Now and then, eating their fat bacon at noon, Honey would say, “Lin, wher're yu' goin'?”

And Lin always replied, “East.” This became a signal for drinks.

For beauty and promise, Nevada is a name among names. Nevada! Pronounce the word aloud. Does it not evoke mountains and clear air, heights of untrodden snow and valleys aromatic with the pine and musical with falling waters? Nevada! But the name is all. Abomination of desolation presides over nine-tenths of the place. The sun beats down as on a roof of zinc, fierce and dull. Not a drop of water to a mile of sand. The mean ash-dump landscape stretches on from nowhere to nowhere, a spot of mange. No portion of the earth is more lacquered with paltry, unimportant ugliness.

There is gold in Nevada, but Lin and Honey did not find it. Prospecting of the sort they did, besides proving unfruitful, is not comfortable. Now and again, losing patience, Lin would leave his work and stalk about and gaze down at the scattered men who stooped or knelt in the water. Passing each busy prospector, Lin would read on every broad, upturned pair of overalls the same label, “Levi Strauss, No. 2,” with a picture of two lusty horses hitched to one of these garments and vainly struggling to split them asunder. Lin remembered he was wearing a label just like that too, and when he considered all things he laughed to himself. Then, having stretched the ache out of his long legs, he would return to his ditch. As autumn wore on, his feet grew cold in the mushy gravel they were sunk in. He beat off the sand that had stiffened on his boots, and hated Obo, Nevada. But he held himself ready to say “East” whenever he saw Honey coming along with the bottle. The cold weather put an end to this adventure. The ditches froze and filled with snow, through which the sordid gravel heaps showed in a dreary fashion; so the two friends drifted southward.

Near the small new town of Mesa, Arizona, they sat down again in the dirt. It was milder here, and, when the sun shone, never quite froze. But this part of Arizona is scarcely more grateful to the eye than Nevada. Moreover, Lin and Honey found no gold at all. Some men near them found a little. Then in January, even though the sun shone, it quite froze one day.

“We're seein' the country, anyway,” said Honey.

“Seein' hell,” said Lin, “and there's more of it above ground than I thought.”

“What'll we do?” Honey inquired.

“Have to walk for a job—a good-payin' job,” responded the hopeful cow-puncher. And he and Honey went to town.

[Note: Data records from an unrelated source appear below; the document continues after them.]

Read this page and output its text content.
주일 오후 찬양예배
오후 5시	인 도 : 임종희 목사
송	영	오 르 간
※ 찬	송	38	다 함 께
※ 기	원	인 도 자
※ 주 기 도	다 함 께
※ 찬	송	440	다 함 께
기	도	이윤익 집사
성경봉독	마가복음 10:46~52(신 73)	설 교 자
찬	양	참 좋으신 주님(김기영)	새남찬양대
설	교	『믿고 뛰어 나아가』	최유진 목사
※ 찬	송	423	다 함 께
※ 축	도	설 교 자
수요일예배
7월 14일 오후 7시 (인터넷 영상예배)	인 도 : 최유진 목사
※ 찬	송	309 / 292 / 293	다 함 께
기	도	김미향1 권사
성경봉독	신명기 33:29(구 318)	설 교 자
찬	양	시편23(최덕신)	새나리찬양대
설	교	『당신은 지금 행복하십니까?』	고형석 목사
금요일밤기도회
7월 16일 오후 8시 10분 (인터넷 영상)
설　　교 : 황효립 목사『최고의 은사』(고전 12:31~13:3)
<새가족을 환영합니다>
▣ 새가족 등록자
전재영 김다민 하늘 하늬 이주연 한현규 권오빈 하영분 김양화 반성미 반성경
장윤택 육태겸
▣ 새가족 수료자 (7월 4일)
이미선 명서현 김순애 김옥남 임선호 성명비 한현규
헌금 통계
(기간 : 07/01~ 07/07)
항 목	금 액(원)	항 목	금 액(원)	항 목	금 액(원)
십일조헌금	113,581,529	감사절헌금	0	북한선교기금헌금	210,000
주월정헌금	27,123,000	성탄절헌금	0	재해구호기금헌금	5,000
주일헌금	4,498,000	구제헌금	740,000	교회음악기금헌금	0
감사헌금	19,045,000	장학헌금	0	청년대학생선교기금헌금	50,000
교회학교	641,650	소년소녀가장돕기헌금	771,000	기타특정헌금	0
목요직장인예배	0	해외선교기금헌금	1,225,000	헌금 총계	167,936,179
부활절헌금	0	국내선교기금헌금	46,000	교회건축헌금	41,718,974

Lin found a job in twenty-five minutes, becoming assistant to the apothecary in Mesa. Established at the drug-store, he made up the simpler prescriptions. He had studied practical pharmacy in Boston between the ages of thirteen and fifteen, and, besides this qualification, the apothecary had seen him when he first came into Mesa, and liked him. Lin made no mistakes that he or any one ever knew of; and, as the mild weather began, he materially increased the apothecary's business by persuading him to send East for a soda-water fountain. The ladies of the town clustered around this entertaining novelty, and while sipping vanilla and lemon bought knickknacks. And the gentlemen of the town discovered that whiskey with soda and strawberry syrup was delicious, and produced just as competent effects. A group of them were generally standing in the shop and shaking dice to decide who should pay for the next, while Lin administered to each glass the necessary ingredients. Thus money began to come to him a little more steadily than had been its wont, and he divided with the penniless Honey.